A trade show exhibitor has about five seconds to catch the attention of an attendee’s eye before he or she passes their booth. Five seconds. This year’s AD:TECH SF was no exception. More money being made in the space meant not only the reemergence of hired models and free flowing chachkes, but the dozens of small first time exhibitors who think booths are where deals are closed. Here’s the truth: people do not make purchasing decisions based on the information and data you force feed them while walking by.

I know this comes as a shock to those of you who regularly stand at booths at trade shows and pitch your hearts out.  But, pitching product and making data about your product available, will not make a sale. Don’t get me wrong, it will definitely help close the sale once the buyer is at that point in the sales cycle where he/she needs information to complete their decision, but it will not make a sale. A sale gets made when a buyer decides to make a purchase. For some reason, sellers falsely believe that if they sell, buyers should know how and why to buy. But that’s not true.
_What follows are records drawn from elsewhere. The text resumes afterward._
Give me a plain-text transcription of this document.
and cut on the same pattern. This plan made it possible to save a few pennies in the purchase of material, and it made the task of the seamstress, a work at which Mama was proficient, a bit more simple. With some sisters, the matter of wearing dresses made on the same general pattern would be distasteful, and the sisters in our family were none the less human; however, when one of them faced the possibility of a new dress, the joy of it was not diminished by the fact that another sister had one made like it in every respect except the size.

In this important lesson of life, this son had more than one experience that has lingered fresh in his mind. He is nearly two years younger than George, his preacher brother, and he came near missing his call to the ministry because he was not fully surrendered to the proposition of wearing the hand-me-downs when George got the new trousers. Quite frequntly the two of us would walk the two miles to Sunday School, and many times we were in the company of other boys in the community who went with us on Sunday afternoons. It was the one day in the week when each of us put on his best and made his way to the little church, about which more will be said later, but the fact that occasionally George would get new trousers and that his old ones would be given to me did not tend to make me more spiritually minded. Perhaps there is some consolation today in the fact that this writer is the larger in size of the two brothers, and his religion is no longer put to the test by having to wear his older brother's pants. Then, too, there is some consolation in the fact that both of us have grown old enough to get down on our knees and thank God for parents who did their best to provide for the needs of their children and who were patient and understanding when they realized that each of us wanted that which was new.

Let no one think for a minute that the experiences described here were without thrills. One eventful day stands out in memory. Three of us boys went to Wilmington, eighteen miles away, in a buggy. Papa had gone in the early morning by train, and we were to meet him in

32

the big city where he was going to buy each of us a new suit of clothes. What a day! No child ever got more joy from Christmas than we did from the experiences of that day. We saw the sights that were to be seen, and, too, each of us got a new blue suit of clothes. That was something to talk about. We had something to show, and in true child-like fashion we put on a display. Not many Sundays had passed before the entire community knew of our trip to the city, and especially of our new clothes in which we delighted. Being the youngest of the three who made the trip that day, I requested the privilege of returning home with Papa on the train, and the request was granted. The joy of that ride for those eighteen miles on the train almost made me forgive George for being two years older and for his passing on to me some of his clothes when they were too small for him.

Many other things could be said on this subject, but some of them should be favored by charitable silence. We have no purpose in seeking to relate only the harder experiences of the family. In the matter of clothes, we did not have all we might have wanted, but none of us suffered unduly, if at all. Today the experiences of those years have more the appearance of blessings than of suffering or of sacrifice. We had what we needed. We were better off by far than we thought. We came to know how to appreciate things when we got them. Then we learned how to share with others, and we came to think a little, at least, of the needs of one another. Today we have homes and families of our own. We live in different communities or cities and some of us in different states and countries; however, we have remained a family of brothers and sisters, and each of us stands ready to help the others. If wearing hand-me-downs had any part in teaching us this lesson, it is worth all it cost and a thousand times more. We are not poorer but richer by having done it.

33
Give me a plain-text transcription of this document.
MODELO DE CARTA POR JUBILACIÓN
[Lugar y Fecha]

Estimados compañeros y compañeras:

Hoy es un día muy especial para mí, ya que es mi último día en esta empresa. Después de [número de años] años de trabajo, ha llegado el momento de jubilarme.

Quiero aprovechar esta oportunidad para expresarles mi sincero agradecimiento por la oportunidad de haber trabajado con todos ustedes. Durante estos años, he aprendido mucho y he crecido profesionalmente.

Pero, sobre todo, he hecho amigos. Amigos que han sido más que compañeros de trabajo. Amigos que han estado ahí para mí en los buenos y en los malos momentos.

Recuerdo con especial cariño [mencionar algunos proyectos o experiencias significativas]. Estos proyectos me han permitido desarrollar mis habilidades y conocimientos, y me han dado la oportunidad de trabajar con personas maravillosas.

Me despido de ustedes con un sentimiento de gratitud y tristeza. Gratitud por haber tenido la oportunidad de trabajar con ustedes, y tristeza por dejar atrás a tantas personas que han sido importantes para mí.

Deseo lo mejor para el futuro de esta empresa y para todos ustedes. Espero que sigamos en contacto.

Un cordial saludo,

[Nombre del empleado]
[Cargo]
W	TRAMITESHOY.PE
Take for example the innumerable presence of new affiliate networks or list management or SEM analytics companies. Yeah sure, they’re all the next big value add, but I’m sure each and every one of you were thinking the entire time whether it would cost an arm, along with both legs to give it a try.

I read online once about a baker who earned a small place in history when her recipe for Fudge Pecan Pie was published in Good Housekeeping Magazine. Her product was good– she knew it and so did her customers. Yet they still hesitated over the $12 price tag. The baker could have easily taken the obvious routes of slashing prices or a big budget propaganda campaign. She would have either tarnished her brand’s premium or potentially run into cash problems. Instead, she did two things: she served pieces by the slice. At $1.50, it was easier to swallow. And swallow they did, often walking out with a whole pie. And once the peach cobbler or blueberry pie was already cut, she offered thin slices from the remaining pie to people humming and hawing over a purchase.

The next AD:TECH you attend, don’t waste your energy filling your red Casale bag with every one pager in the exhibit hall. And don’t waste your breath regurgitating the same shpeal you practiced over and over in the bathroom mirror of your hotel room.
Attendees: Listen. Learn. Have fun.
Exhibitors: Tempt them with a taste.